倉沢は記憶により人は成長していくのだと助言する。

  倉沢 「確かに他人と過去はかえることはできません。
      でもね、自分と将来というのはいつからでも変えていけるんです」

その倉沢のアドバイスにより、嵯峨の治療を受けることを改めて決意する由夏。

[東都大学付属病院 廊下]

嵯峨が看護婦と話をしている。そこに由夏が車椅子でやってくる。

  由夏 「嵯峨先生、診察お願いします」

[東都大学付属病院 嵯峨の診察室]

改めて嵯峨は由夏の催眠治療を開始する。

  嵯峨 「それでは、今度は、橋をイメージしてください。
      その橋はとても高い所にあって、素晴らしい眺めです。
      あなたはその橋を渡って時間をどこまでも溯る事ができるのです。
      その橋の上にいれば、あなたには何も危険な事が起こりません。
      激しい炎もそこには届きません。
      恐怖も嫌な思いも全く感じる事なく、時間を溯ることができるのです。
      さぁ時間を溯って、希望の園のクリスマス会の前まで旅をしてみましょう」

そして、前回と同じく炎の恐怖に怯える由夏。嵯峨は安全な橋の上にいるという暗示を由夏に与え続ける。そして、由夏がその炎の中に見た光景は:

  由夏 「お母さんが、お母さんが誰かに殺されてた…」

ああ、やだー、この展開は何かやだー。
由夏ちゃんの中に眠る記憶が"お母さんが目の前で殺された光景"というのは、なんかありがち (『眠れる○』みたい…) で、ちょっと嫌だった。

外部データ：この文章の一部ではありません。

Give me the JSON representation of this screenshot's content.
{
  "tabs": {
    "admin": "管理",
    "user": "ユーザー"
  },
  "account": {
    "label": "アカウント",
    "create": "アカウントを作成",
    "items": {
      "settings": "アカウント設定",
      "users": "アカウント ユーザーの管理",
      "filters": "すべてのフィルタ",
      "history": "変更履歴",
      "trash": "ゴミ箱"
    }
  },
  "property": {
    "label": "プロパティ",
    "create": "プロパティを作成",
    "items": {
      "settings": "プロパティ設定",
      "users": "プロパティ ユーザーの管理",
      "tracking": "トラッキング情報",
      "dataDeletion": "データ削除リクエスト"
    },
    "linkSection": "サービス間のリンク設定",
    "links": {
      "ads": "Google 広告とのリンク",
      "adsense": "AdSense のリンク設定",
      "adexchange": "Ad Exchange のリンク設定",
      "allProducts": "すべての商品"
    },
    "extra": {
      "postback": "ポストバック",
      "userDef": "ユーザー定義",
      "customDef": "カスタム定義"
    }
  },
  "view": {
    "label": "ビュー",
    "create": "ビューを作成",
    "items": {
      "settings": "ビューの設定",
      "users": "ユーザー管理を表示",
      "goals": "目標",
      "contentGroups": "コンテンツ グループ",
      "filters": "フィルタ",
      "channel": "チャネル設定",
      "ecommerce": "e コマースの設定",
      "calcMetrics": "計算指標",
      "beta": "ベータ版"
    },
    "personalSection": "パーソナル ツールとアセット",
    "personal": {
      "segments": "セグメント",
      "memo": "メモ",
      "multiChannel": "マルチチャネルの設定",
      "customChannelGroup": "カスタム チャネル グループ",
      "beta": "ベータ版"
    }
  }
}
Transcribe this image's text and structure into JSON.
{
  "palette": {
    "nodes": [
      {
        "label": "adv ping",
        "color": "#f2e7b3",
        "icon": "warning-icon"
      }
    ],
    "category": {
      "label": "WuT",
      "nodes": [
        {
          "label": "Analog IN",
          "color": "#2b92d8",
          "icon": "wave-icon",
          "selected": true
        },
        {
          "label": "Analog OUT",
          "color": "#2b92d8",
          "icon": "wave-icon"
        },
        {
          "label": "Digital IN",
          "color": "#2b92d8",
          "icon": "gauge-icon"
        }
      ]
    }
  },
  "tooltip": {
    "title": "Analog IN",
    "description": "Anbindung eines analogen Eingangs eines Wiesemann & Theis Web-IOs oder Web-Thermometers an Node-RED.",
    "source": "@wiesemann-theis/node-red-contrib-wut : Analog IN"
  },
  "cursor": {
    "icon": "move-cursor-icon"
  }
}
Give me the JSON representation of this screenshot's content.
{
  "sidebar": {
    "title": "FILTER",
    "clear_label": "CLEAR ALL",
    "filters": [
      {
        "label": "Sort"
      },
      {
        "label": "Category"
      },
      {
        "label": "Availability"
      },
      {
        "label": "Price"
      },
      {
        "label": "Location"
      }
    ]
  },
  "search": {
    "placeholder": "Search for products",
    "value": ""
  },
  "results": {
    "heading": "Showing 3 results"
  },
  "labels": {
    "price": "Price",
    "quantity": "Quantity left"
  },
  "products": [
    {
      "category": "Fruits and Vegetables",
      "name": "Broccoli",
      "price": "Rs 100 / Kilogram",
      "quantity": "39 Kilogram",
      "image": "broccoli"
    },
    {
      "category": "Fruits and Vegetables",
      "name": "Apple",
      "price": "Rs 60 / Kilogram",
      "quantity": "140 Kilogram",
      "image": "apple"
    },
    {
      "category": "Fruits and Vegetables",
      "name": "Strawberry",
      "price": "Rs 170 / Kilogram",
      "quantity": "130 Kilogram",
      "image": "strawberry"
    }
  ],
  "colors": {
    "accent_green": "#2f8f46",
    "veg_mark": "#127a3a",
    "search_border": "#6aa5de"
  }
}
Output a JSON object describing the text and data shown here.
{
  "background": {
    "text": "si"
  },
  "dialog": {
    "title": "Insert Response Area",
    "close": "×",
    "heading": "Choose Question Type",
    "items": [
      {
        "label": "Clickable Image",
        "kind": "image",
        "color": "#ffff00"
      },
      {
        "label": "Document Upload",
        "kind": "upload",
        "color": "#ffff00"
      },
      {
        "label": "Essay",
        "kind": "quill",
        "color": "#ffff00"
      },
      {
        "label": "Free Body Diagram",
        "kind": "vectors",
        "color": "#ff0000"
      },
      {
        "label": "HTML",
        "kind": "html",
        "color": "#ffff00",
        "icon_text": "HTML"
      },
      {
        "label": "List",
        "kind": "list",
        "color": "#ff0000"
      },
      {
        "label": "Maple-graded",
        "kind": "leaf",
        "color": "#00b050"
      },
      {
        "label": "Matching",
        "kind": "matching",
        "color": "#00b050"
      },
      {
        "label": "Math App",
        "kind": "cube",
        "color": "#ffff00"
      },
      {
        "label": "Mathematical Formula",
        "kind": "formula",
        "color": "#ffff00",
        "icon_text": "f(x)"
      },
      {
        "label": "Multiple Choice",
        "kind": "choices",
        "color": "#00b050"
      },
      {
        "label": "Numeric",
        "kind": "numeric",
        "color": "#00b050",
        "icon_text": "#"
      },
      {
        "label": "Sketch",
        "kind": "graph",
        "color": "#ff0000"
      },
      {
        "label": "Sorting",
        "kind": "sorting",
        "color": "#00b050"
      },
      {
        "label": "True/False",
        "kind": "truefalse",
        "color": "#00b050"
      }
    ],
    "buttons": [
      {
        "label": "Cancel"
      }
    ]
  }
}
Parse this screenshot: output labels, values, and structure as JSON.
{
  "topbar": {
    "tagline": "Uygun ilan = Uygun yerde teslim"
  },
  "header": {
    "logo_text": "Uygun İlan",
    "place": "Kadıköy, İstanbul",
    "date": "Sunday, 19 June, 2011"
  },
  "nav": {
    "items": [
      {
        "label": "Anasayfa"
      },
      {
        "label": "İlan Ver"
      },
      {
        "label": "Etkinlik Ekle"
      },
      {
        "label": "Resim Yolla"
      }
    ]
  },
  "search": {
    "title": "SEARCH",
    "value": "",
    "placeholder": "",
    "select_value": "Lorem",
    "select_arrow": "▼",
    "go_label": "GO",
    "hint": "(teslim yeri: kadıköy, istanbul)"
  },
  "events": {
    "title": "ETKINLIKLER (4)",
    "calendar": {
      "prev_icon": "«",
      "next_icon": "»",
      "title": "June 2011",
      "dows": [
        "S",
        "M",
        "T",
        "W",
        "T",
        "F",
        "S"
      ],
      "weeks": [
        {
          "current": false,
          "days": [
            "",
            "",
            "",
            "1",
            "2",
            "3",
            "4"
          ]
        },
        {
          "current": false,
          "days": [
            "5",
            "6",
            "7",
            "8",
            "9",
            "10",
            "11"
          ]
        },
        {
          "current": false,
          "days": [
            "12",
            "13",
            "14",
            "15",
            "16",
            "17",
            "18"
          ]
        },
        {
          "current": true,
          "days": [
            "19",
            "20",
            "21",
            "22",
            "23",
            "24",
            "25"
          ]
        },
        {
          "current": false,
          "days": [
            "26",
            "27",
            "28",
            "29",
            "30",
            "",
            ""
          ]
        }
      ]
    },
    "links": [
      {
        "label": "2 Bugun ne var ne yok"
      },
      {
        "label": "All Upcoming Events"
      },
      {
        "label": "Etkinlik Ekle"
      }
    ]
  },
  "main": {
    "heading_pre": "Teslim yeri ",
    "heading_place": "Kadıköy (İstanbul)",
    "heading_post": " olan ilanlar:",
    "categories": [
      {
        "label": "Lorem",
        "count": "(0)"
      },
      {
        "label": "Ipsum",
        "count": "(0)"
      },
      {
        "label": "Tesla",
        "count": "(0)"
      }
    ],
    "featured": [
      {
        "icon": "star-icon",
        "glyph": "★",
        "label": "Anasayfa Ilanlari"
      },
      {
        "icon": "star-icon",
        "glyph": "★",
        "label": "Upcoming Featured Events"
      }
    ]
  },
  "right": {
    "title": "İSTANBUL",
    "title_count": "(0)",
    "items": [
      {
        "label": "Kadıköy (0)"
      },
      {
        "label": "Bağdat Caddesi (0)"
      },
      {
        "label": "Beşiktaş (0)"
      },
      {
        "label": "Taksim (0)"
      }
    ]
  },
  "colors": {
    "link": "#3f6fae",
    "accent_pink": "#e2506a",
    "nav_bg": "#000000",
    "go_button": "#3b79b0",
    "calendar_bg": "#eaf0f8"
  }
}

もっと意外なことを期待しちゃうのは私の悪い癖なのかもしれないけど(^^;)。それに、これまで『血を流さずに殺人を犯す』という点で、ある種、今回のドラマの拘りを感じていたつもりだったのに、包丁で由夏ちゃんの母親を刺殺するなんて〜(涙)。って、別に本気で愚痴ってる訳じゃないんだけどね。


[次回予告]

  嵯峨 「自分から復讐しようなんて考えてないだろうな?」


今回は狩辺先生がリタイアしちゃったのが妙に寂しさを感じた回でした。う〜ん、映画と同様、皆殺し、なんてことにならない事を祈るだけです。
今回は本当に犯人探し、という様相が強くなってきて、改めて今回のドラマってサスペンスだったんだ、ということを思い出してしまいました。とはいえ犯人探しがストーリーのメインになっちゃうのも嫌なんで、残り3話で、生き残ったキャラがそれぞれ持っている悩みを乗り越えていってくれる話を期待します。